No toda Europa se alza, es verdad. Nada se alza, por ejemplo, en cierto país que, habiendo luchado denodadamente durante siete siglos, logró que no se consumara la invasión islámica de Europa. Pero dejando de lado tan lamentable excepción, no cabe duda de que en el resto de países el hombre europeo empieza a levantar cabeza.
Francia, Italia, Austria, Suecia, Suiza, Flandes y, sobre todo, Holanda: tales son los principales países en los que, con sus obvias diferencias y con todas las dificultades que aún quedan por vencer, empieza a arraigar un movimiento identitario que se va desprendiéndose, poco a poco, de esa especie de euromasoquismo consistente en rechazar nuestra tradición y renegar de nuestra identidad.
Aún no se pueden echar, es cierto, las campanas al vuelo, pero no cabe duda de que se está arrinconando cada vez el pensamiento aún hoy dominante: ese pensamiento para el cual todas las identidades, etnias y culturas son indiferentes e intercambiables…, salvo en un caso: el del pueblo europeo, culpable —pretenden— de haber intentado aplastar a todos los demás.
En este lento, aún precario, pero cada vez más afirmado renacer, la pequeña Holanda ocupa un lugar descollante.

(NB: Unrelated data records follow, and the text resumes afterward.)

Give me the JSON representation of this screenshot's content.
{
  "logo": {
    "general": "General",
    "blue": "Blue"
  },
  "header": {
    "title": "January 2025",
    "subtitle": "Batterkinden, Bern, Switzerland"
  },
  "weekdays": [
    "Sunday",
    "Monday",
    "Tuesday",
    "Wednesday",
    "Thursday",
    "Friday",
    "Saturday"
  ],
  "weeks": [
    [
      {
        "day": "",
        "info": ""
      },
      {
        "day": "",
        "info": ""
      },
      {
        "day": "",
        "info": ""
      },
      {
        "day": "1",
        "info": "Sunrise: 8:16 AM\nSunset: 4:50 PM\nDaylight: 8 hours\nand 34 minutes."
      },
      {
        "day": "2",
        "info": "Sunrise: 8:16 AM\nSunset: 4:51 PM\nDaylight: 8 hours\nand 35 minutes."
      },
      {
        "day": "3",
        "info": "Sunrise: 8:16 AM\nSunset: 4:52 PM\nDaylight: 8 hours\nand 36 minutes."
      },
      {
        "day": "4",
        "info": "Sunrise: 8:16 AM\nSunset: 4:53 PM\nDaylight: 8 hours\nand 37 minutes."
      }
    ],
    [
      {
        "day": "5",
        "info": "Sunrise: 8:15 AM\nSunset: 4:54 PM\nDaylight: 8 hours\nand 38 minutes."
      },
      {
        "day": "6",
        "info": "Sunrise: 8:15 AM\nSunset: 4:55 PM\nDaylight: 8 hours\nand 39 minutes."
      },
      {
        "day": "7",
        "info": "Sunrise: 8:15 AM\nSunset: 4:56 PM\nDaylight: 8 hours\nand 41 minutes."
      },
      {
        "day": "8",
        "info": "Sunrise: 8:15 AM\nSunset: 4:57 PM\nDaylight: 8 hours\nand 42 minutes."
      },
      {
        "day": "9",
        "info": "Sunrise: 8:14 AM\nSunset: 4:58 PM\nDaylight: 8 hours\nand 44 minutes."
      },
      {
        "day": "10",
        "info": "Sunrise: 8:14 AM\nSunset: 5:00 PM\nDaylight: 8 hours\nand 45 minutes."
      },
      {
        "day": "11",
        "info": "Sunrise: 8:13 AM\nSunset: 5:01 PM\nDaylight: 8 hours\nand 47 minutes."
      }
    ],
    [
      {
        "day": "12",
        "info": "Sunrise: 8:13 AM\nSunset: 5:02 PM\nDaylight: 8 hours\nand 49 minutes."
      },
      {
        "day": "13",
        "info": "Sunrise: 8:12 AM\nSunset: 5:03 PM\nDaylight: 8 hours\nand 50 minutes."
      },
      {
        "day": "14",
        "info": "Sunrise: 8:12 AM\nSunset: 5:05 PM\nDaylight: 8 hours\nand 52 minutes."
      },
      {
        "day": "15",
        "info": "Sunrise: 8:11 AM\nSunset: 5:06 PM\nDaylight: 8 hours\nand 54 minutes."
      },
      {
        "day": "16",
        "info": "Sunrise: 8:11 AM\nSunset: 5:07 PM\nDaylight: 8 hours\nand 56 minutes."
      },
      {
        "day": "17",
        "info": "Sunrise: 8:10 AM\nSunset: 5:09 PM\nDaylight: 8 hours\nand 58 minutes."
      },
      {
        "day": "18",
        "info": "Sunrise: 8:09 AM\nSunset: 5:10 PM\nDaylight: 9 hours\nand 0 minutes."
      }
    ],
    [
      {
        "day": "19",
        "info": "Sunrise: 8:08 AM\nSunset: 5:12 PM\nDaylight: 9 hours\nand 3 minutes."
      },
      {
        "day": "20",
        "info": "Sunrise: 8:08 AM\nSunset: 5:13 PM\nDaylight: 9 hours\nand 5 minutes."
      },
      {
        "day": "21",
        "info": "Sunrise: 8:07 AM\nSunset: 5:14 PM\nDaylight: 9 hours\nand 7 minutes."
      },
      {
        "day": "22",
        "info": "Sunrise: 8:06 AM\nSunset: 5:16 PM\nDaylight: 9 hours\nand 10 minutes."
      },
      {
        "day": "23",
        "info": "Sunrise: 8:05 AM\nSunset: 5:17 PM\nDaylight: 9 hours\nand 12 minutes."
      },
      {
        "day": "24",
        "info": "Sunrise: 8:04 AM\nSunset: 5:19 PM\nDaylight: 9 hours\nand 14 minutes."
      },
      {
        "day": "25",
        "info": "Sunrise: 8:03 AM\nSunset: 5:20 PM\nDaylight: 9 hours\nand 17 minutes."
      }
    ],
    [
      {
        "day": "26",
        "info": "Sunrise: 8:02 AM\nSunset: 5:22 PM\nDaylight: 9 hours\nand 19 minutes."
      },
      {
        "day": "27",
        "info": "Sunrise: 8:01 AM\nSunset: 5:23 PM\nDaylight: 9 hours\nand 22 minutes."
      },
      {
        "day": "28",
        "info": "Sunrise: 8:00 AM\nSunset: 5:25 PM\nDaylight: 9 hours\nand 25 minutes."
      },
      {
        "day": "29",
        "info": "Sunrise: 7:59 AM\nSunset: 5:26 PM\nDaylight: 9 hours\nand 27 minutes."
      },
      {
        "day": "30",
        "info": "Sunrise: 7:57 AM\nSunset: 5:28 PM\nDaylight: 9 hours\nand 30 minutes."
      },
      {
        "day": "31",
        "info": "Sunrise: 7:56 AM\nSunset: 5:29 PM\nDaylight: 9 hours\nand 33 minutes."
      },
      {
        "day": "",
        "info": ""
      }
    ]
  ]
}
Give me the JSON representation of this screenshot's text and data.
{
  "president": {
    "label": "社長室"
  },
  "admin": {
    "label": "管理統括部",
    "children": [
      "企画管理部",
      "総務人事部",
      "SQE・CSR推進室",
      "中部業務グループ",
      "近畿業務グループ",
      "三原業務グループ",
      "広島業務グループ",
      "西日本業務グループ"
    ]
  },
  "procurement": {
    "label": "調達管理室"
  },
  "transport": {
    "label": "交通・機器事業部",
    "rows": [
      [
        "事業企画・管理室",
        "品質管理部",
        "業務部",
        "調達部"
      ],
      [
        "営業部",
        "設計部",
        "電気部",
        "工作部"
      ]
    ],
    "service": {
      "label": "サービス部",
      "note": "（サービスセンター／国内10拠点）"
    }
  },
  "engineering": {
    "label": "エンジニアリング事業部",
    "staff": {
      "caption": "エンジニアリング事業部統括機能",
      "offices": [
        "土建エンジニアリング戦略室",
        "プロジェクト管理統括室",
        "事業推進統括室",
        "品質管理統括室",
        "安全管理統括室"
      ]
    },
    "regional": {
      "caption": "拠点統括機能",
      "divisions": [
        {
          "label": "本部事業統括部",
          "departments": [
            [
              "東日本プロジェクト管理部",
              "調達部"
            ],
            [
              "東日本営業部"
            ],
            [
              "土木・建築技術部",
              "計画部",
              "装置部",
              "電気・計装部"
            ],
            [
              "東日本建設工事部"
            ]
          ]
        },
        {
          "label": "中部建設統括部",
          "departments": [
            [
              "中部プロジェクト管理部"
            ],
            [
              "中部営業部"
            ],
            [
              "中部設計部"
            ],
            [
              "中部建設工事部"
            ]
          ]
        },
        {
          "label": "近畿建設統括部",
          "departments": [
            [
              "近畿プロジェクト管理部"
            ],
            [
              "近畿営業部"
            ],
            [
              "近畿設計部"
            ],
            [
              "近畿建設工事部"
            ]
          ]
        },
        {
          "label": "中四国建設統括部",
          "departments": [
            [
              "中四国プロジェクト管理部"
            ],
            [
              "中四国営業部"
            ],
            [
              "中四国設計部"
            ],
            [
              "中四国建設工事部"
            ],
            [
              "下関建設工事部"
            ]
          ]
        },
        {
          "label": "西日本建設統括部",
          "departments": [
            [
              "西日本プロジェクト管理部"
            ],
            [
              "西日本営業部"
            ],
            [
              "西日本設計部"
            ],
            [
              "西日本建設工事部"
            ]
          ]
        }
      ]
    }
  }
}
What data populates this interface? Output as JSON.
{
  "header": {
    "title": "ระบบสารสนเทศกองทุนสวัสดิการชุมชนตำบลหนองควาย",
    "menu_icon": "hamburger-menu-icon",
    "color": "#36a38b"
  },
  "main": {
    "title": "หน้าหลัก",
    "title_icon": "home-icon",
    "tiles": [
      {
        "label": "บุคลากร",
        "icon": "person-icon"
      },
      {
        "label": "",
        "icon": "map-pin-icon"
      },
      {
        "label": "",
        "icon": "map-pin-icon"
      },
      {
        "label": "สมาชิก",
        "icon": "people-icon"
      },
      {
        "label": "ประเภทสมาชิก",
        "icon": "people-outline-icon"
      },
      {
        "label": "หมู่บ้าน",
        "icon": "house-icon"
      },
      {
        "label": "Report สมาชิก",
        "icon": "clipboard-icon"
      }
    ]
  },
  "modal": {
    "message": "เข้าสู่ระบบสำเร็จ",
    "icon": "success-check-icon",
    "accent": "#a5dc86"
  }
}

Holanda, ese país donde, de proseguir la inmigración al ritmo actual, pronto los holandeses se encontrarían en clara minoría. Holanda, donde Geert Wilders, el líder de su gran partido identitario, acaba de conseguir una decisiva victoria al ser absuelto de las imputaciones de discriminación y odio contra los musulmanes por las que le acusaban diversas asociaciones de musulmanes u otros grupos de izquierdas. Es decir, los partidarios —en el caso de estos últimos— de diluir las múltiples identidades en la gran papilla, mustia y gris, del “uniformismo cultural”: ese otro nombre de la globalización económica y cultural: el engendro que, de prosperar, acabará tanto con la identidad europea como con la de los pueblos cuyos inmigrantes afluyen en riadas al nuestro.
La sentencia que ha pronunciado el jueves 23 de junio un tribunal de Amsterdam se produce, además, en un contexto en que el Gobierno holandés —que cuenta con el apoyo del partido de Geert Wilders— acaba de instaurar nuevas medidas destinadas a fomentar la integración de los extranjeros. Así, a partir de ahora, ningún inmigrante podrá disponer de un permiso de residencia si no habla holandés y si no ha aprobado los exámenes de los cursos de cultura holandesa que, por lo demás, deberá costear él mismo.
Medidas estas de simple lógica y llenas de sentido común, salvo para quienes consideran que es bueno, justo y saludable que vivan sin integrarse en la lengua, la cultura y la forma de ser de un pueblo quienes han llegado masivamente al mismo.
El que hayan llegado alentados por quienes disponen así de una mano de obra dócil y más barata que la autóctona, es obviamente otra cuestión —y cuestión que debe ser constantemente resaltada y recordada. El que los partidos identitarios casi nunca lo hagan es una de las razones que merman y dificultan su crecimiento.
Como la merma también el hecho de abordar la cuestión inmigratoria como si se tratara de una cuestión aislada, de algo que no tendría nada que ver con toda la debacle de nuestros propios valores éticos, espirituales, políticos y culturales. Esta debacle que nosotros mismos hemos engendrado y para la cual casi ninguna palabra existe en el discurso de los grandes partidos identitarios.